I’ve grown up reading. My parents began this habit from when I was a toddler by reading me stories every night before bed. I couldn’t get enough of them. Of course I had my favorites like The Little Mouse, the Red Ripe Strawberry, and the Big Hungry Bear; Goodnight Moon, and Blackberry Ink, but I always wanted to read new books. Whenever I was able to read on my own I couldn’t stop. I read all different books I can even down to shampoo bottles in the shower. I love to read. And it’s a passion that has followed me into the precipice of adulthood. Barnes and Noble is my favorite place to kill time. I go there to relax and feel better. I’ll mill through the books passing by treasured favorites and into new lands. For a long time my favorite genre has been young adult fiction, but before you roll your eyes and think of Twilight that’s not exactly what I mean. I love dystopian novels.  There’s something about living in a world after ruin where oppression is rampid and striving for what you want is hard that completely envelops me. I get lost in books like those. My ultimate favorite series is Shatter Me. I mean I love it so much that the title of the third book Ignite Me is my first tattoo. Just ignite though, the full title would sound weird on my back. This book series inspired me. It starts with a girl who is locked in a mental institution and is completely unsure of herself. She overthinks everything in her life constantly erasing what she wants think to think what society tells her to think. She’s lost and defeated until she’s put to the test. Against the oppressive government and outside of her cell she’s forced to take a stand and fight for what she believes is right and what she wants. Throughout the series she realizes that things aren’t always what you first judge them as, that life and love are so much more complicated than what you know, but most importantly she learns to accept who she is and stand up to fight for what she wants. It’s incredible.

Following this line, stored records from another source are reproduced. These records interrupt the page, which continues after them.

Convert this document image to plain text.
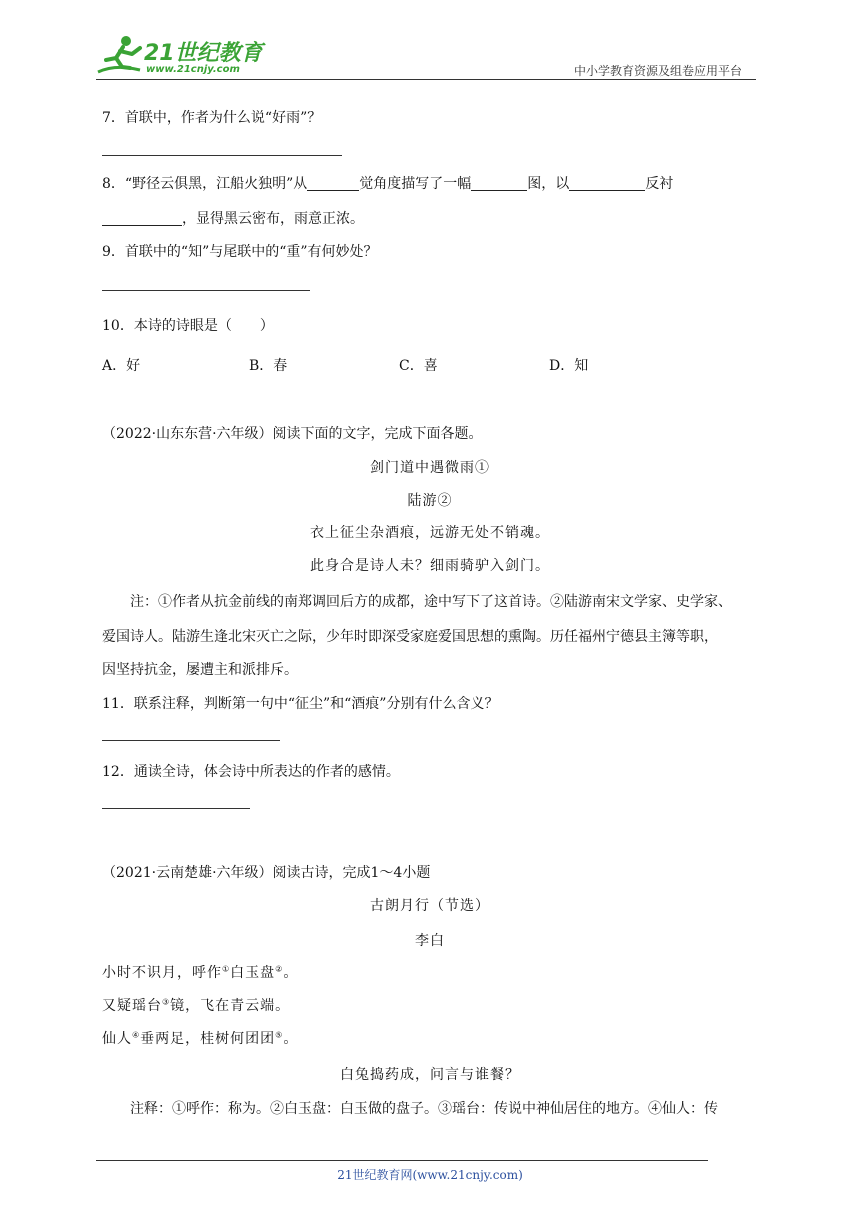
21世纪教育
www.21cnjy.com	中小学教育资源及组卷应用平台
7．首联中，作者为什么说“好雨”？
8．“野径云俱黑，江船火独明”从	觉角度描写了一幅	图，以	反衬
，显得黑云密布，雨意正浓。
9．首联中的“知”与尾联中的“重”有何妙处？
10．本诗的诗眼是（　　）
A．好	B．春	C．喜	D．知
（2022·山东东营·六年级）阅读下面的文字，完成下面各题。
剑门道中遇微雨①
陆游②
衣上征尘杂酒痕，远游无处不销魂。
此身合是诗人未？细雨骑驴入剑门。
注：①作者从抗金前线的南郑调回后方的成都，途中写下了这首诗。②陆游南宋文学家、史学家、
爱国诗人。陆游生逢北宋灭亡之际，少年时即深受家庭爱国思想的熏陶。历任福州宁德县主簿等职，
因坚持抗金，屡遭主和派排斥。
11．联系注释，判断第一句中“征尘”和“酒痕”分别有什么含义？
12．通读全诗，体会诗中所表达的作者的感情。
（2021·云南楚雄·六年级）阅读古诗，完成1～4小题
古朗月行（节选）
李白
小时不识月，呼作①白玉盘②。
又疑瑶台③镜，飞在青云端。
仙人④垂两足，桂树何团团⑤。
白兔捣药成，问言与谁餐？
注释：①呼作：称为。②白玉盘：白玉做的盘子。③瑶台：传说中神仙居住的地方。④仙人：传
21世纪教育网(www.21cnjy.com)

So now I have to realize what I want. Do I want to take an easy route, where I graduate and find a job in my degree make decent money but hate going to work and bored out of my mind. Or do I chase what I think I’ve always wanted, to write. I toyed in high school with writing stories. Every time a creative writing piece would be assigned in English I took it as an opportunity to compose a narrative. Even on my own I would write stories that would come to mind. Short daydreams of people in a world so different yet so comparable to ours that would captivate me excess thoughts. But of course, school and life would prevent me from ever being able to really explore the idea of my imagination. I feel that I have stories to tell and worlds to share, but I don’t think I would know how to become an author anyways. Not to mention that it would be a much harder and poorer life to live until I wrote something that people were interested in.

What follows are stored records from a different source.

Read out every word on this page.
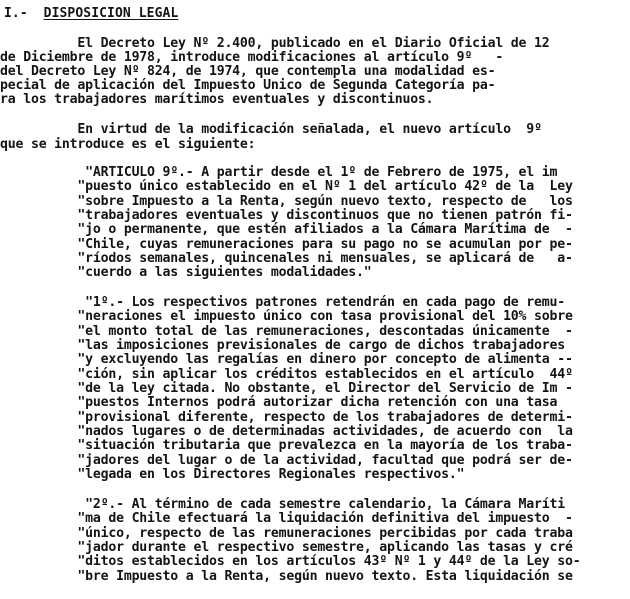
I.- DISPOSICION LEGAL
El Decreto Ley Nº 2.400, publicado en el Diario Oficial de 12
de Diciembre de 1978, introduce modificaciones al artículo 9º   -
del Decreto Ley Nº 824, de 1974, que contempla una modalidad es-
pecial de aplicación del Impuesto Unico de Segunda Categoría pa-
ra los trabajadores marítimos eventuales y discontinuos.
En virtud de la modificación señalada, el nuevo artículo  9º
que se introduce es el siguiente:
"ARTICULO 9º.- A partir desde el 1º de Febrero de 1975, el im
"puesto único establecido en el Nº 1 del artículo 42º de la  Ley
"sobre Impuesto a la Renta, según nuevo texto, respecto de   los
"trabajadores eventuales y discontinuos que no tienen patrón fi-
"jo o permanente, que estén afiliados a la Cámara Marítima de  -
"Chile, cuyas remuneraciones para su pago no se acumulan por pe-
"ríodos semanales, quincenales ni mensuales, se aplicará de   a-
"cuerdo a las siguientes modalidades."
"1º.- Los respectivos patrones retendrán en cada pago de remu-
"neraciones el impuesto único con tasa provisional del 10% sobre
"el monto total de las remuneraciones, descontadas únicamente  -
"las imposiciones previsionales de cargo de dichos trabajadores
"y excluyendo las regalías en dinero por concepto de alimenta --
"ción, sin aplicar los créditos establecidos en el artículo  44º
"de la ley citada. No obstante, el Director del Servicio de Im -
"puestos Internos podrá autorizar dicha retención con una tasa
"provisional diferente, respecto de los trabajadores de determi-
"nados lugares o de determinadas actividades, de acuerdo con  la
"situación tributaria que prevalezca en la mayoría de los traba-
"jadores del lugar o de la actividad, facultad que podrá ser de-
"legada en los Directores Regionales respectivos."
"2º.- Al término de cada semestre calendario, la Cámara Maríti
"ma de Chile efectuará la liquidación definitiva del impuesto  -
"único, respecto de las remuneraciones percibidas por cada traba
"jador durante el respectivo semestre, aplicando las tasas y cré
"ditos establecidos en los artículos 43º Nº 1 y 44º de la Ley so-
"bre Impuesto a la Renta, según nuevo texto. Esta liquidación se
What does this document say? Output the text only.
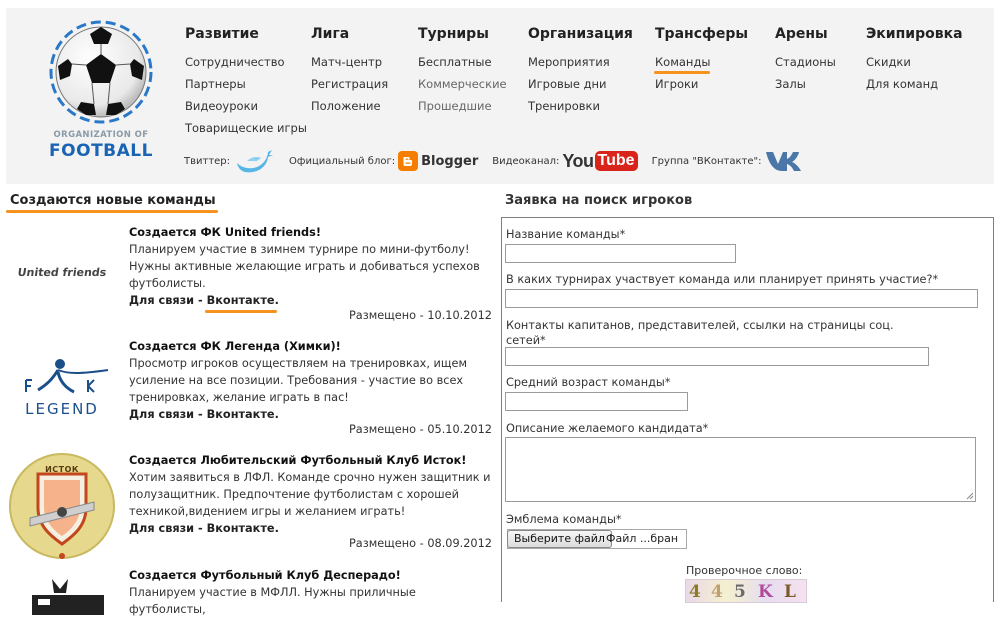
ORGANIZATION OF
FOOTBALL
Развитие
Сотрудничество
Партнеры
Видеоуроки
Товарищеские игры
Лига
Матч-центр
Регистрация
Положение
Турниры
Бесплатные
Коммерческие
Прошедшие
Организация
Мероприятия
Игровые дни
Тренировки
Трансферы
Команды
Игроки
Арены
Стадионы
Залы
Экипировка
Скидки
Для команд
Твиттер:	Официальный блог: Blogger Видеоканал: You Tube	Группа "ВКонтакте":
Создаются новые команды
United friends
Создается ФК United friends!
Планируем участие в зимнем турнире по мини-футболу! Нужны активные желающие играть и добиваться успехов футболисты.
Для связи - Вконтакте.
Размещено - 10.10.2012
LEGEND
Создается ФК Легенда (Химки)!
Просмотр игроков осуществляем на тренировках, ищем усиление на все позиции. Требования - участие во всех тренировках, желание играть в пас!
Для связи - Вконтакте.
Размещено - 05.10.2012
ИСТОК
Создается Любительский Футбольный Клуб Исток!
Хотим заявиться в ЛФЛ. Команде срочно нужен защитник и полузащитник. Предпочтение футболистам с хорошей техникой,видением игры и желанием играть!
Для связи - Вконтакте.
Размещено - 08.09.2012
Создается Футбольный Клуб Десперадо!
Планируем участие в МФЛЛ. Нужны приличные футболисты,
Заявка на поиск игроков
Название команды*
В каких турнирах участвует команда или планирует принять участие?*
Контакты капитанов, представителей, ссылки на страницы соц. сетей*
Средний возраст команды*
Описание желаемого кандидата*
Эмблема команды*
Выберите файл Файл ...бран
Проверочное слово:
4 4 5 K L
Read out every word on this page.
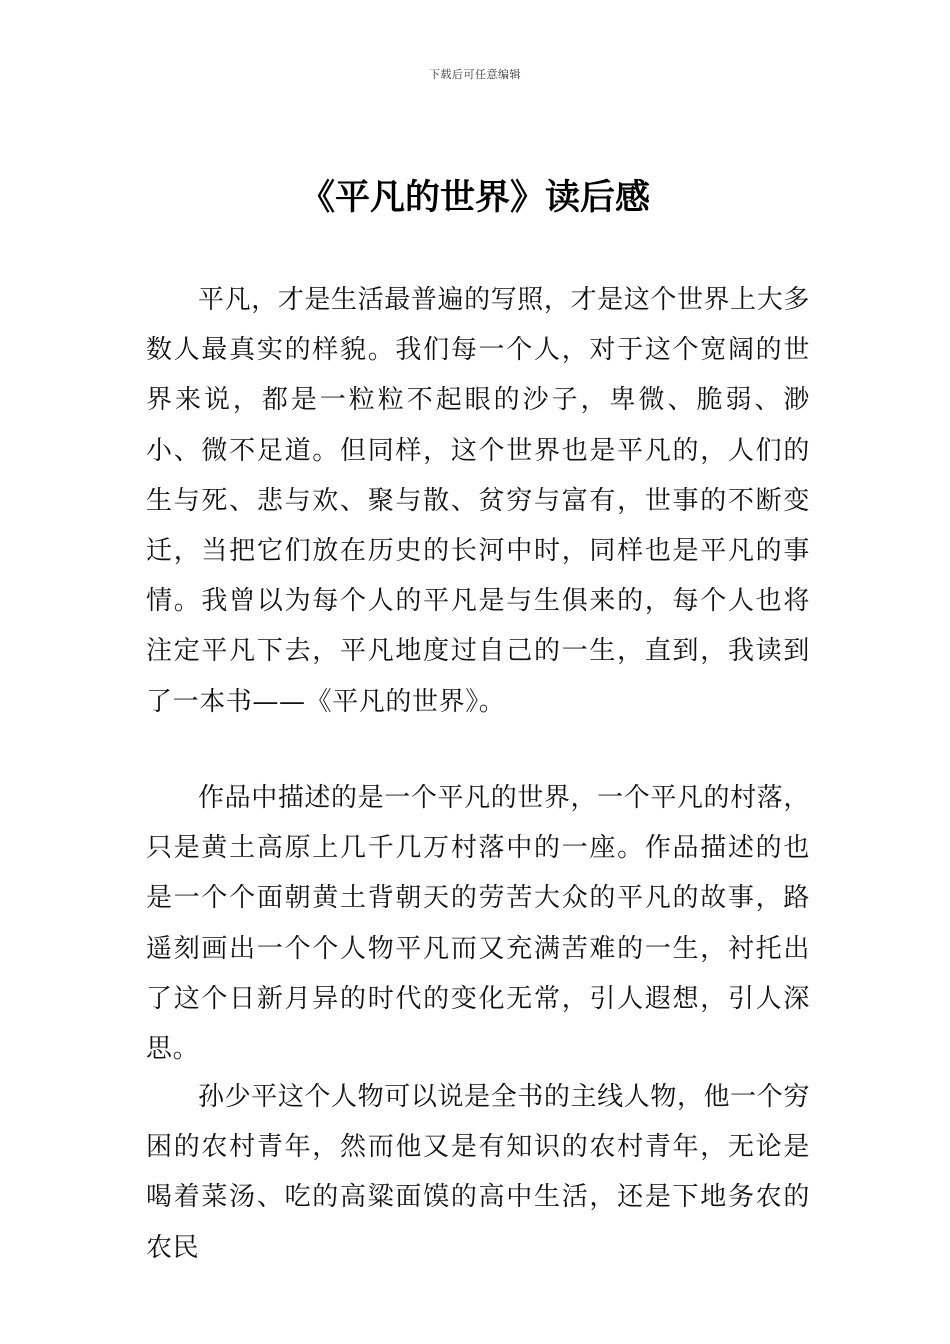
下载后可任意编辑
《平凡的世界》读后感

平凡，才是生活最普遍的写照，才是这个世界上大多数人最真实的样貌。我们每一个人，对于这个宽阔的世界来说，都是一粒粒不起眼的沙子，卑微、脆弱、渺小、微不足道。但同样，这个世界也是平凡的，人们的生与死、悲与欢、聚与散、贫穷与富有，世事的不断变迁，当把它们放在历史的长河中时，同样也是平凡的事情。我曾以为每个人的平凡是与生俱来的，每个人也将注定平凡下去，平凡地度过自己的一生，直到，我读到了一本书——《平凡的世界》。

作品中描述的是一个平凡的世界，一个平凡的村落，只是黄土高原上几千几万村落中的一座。作品描述的也是一个个面朝黄土背朝天的劳苦大众的平凡的故事，路遥刻画出一个个人物平凡而又充满苦难的一生，衬托出了这个日新月异的时代的变化无常，引人遐想，引人深思。

孙少平这个人物可以说是全书的主线人物，他一个穷困的农村青年，然而他又是有知识的农村青年，无论是喝着菜汤、吃的高粱面馍的高中生活，还是下地务农的农民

My dream is to travel and write. To somehow make money enough to have a happy home and travel the world and write about the wonders that I see and the people that are there. I feel like this is what would make me truly happy. They say that life is short and we need to chase our dreams and what would make us happy because if we don’t what are we doing with our lives. They usually leave out the part of how terrifying it can be. I suppose this is when we’re supposed to find the fire and courage within and fight for what we want.

The First Post

Well, this may have been nerve wracking if I didn’t know that no one followed me.. But I’ll make this post anyways. As you can see, I’ve decided to write a blog about my life. Don’t be fooled, I don’t know jack shit about life. But, I feel that I’ve experienced some averagely weird things and who knows, maybe it’ll help someone deal with their life. I’ve made mistakes, I’m learning everyday of how to do life, but I think I’m close to figuring something out. Maybe it’s how to lose weight without trying…yeah probably not. I guess we’ll see if you’d like to come along with me. I’ll talk about my past, things happening now, secrets about my life that probably could stay off the internet but what’s the fun in making a blog if you’re not completely honest. I’ll talk about what it’s like to be 20 years old about to graduate from college and still not know anything about how to adult. But hopefully I’ll make you laugh along the way. So here it is! My Average Weird Life. Welcome.